Antonio Gomez is a nearly destitute musician and widower with an 11-year-old boy named Paco in Mexico City. Trying to support Paco in the face of unemployment and neighbors who want custody of his son, Gomez argues with an ex-girlfriend over money that she owes him. His girlfriend is murdered by the religious fanatic serial killer terrorizing the city, who stabs his young female victims and leaves them with their arms folded. When neighbors report an argument that Gomez had with the murdered girl, the police presume that they are finally on the trail of the serial killer, and Gomez is their target.
At a pawn shop, Gomez meets Maria Ibinia, who accompanies him in the search for Paco. Gomez does not realize that a police dragnet is targeting him and that Paco witnessed this most recent murder and has been trailing the killer, but the killer spots Paco and kidnaps him. Paco is forced to accompany the killer over the course of a night while the killer asks God whom he should murder next.

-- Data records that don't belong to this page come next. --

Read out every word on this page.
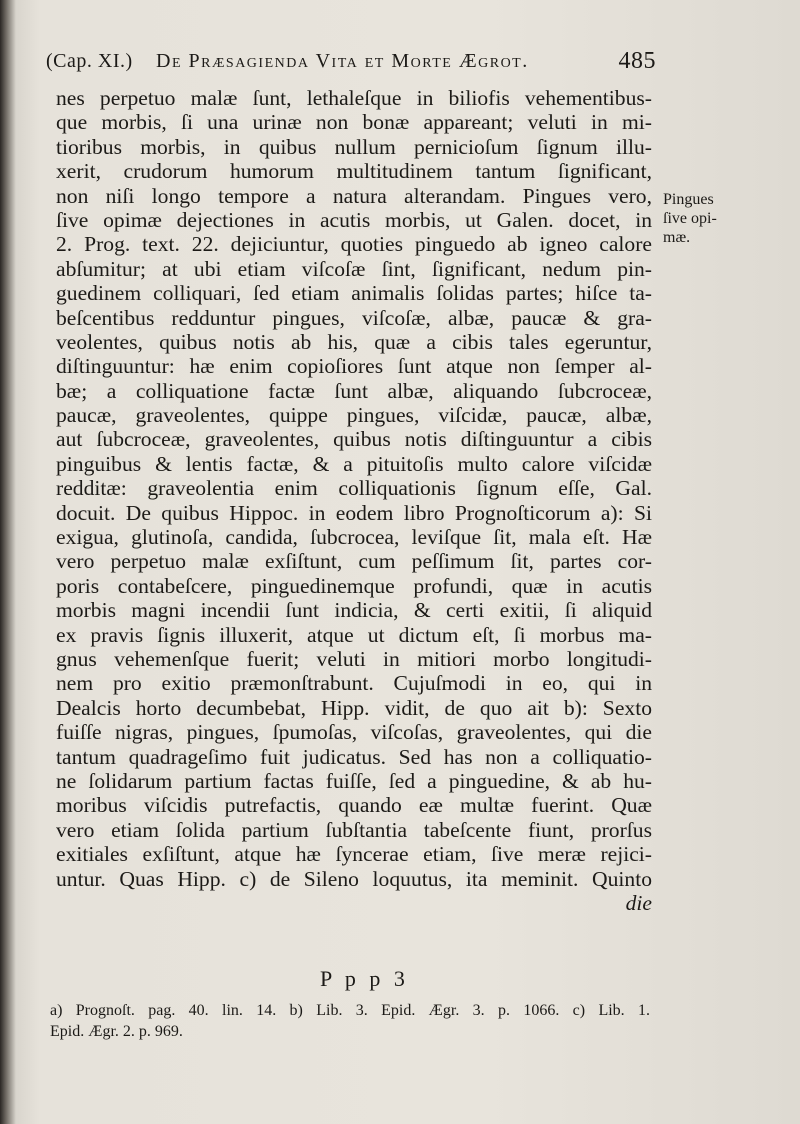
(Cap. XI.) De Præsagienda Vita et Morte Ægrot.	485
nes perpetuo malæ ſunt, lethaleſque in biliofis vehementibus-
que morbis, ſi una urinæ non bonæ appareant; veluti in mi-
tioribus morbis, in quibus nullum pernicioſum ſignum illu-
xerit, crudorum humorum multitudinem tantum ſignificant,
non niſi longo tempore a natura alterandam. Pingues vero,
ſive opimæ dejectiones in acutis morbis, ut Galen. docet, in
2. Prog. text. 22. dejiciuntur, quoties pinguedo ab igneo calore
abſumitur; at ubi etiam viſcoſæ ſint, ſignificant, nedum pin-
guedinem colliquari, ſed etiam animalis ſolidas partes; hiſce ta-
beſcentibus redduntur pingues, viſcoſæ, albæ, paucæ & gra-
veolentes, quibus notis ab his, quæ a cibis tales egeruntur,
diſtinguuntur: hæ enim copioſiores ſunt atque non ſemper al-
bæ; a colliquatione factæ ſunt albæ, aliquando ſubcroceæ,
paucæ, graveolentes, quippe pingues, viſcidæ, paucæ, albæ,
aut ſubcroceæ, graveolentes, quibus notis diſtinguuntur a cibis
pinguibus & lentis factæ, & a pituitoſis multo calore viſcidæ
redditæ: graveolentia enim colliquationis ſignum eſſe, Gal.
docuit. De quibus Hippoc. in eodem libro Prognoſticorum a): Si
exigua, glutinoſa, candida, ſubcrocea, leviſque ſit, mala eſt. Hæ
vero perpetuo malæ exſiſtunt, cum peſſimum ſit, partes cor-
poris contabeſcere, pinguedinemque profundi, quæ in acutis
morbis magni incendii ſunt indicia, & certi exitii, ſi aliquid
ex pravis ſignis illuxerit, atque ut dictum eſt, ſi morbus ma-
gnus vehemenſque fuerit; veluti in mitiori morbo longitudi-
nem pro exitio præmonſtrabunt. Cujuſmodi in eo, qui in
Dealcis horto decumbebat, Hipp. vidit, de quo ait b): Sexto
fuiſſe nigras, pingues, ſpumoſas, viſcoſas, graveolentes, qui die
tantum quadrageſimo fuit judicatus. Sed has non a colliquatio-
ne ſolidarum partium factas fuiſſe, ſed a pinguedine, & ab hu-
moribus viſcidis putrefactis, quando eæ multæ fuerint. Quæ
vero etiam ſolida partium ſubſtantia tabeſcente fiunt, prorſus
exitiales exſiſtunt, atque hæ ſyncerae etiam, ſive meræ rejici-
untur. Quas Hipp. c) de Sileno loquutus, ita meminit. Quinto
die
Pingues
ſive opi-
mæ.
P p p 3
a) Prognoſt. pag. 40. lin. 14. b) Lib. 3. Epid. Ægr. 3. p. 1066. c) Lib. 1.
Epid. Ægr. 2. p. 969.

Antonio and Maria learn what has happened to Paco, and, with the help of the police, attempt to locate Paco and his kidnapper before the killer commits another knife murder.
In his syndicated column, Jimmie Fidler wrote: "[I]ts suspense moments are among the most gripping I have seen in a long series of reviews. Death hovers near our principals as a vital part of the plot, not dragged in for thrills. ... I do not hesitate to say that both youngsters and adults will shudder along through this one."[2]
Critic Dorothy Masters of the New York Daily News wrote: "An extraordinarily suspenseful story by Georges Simenon loses some of its electric charge in the conductive apparatus set up in Mexico for bridging book and screen."[3]
Jean Yothers of the Orlando Sentinel called A Life in the Balance "a nail-biting, edge-of-the-seat type picture"[4] and Herb Rau of the The Miami News called the film "a real interest-building police yarn" with "one of the best chase scenes in months."[5]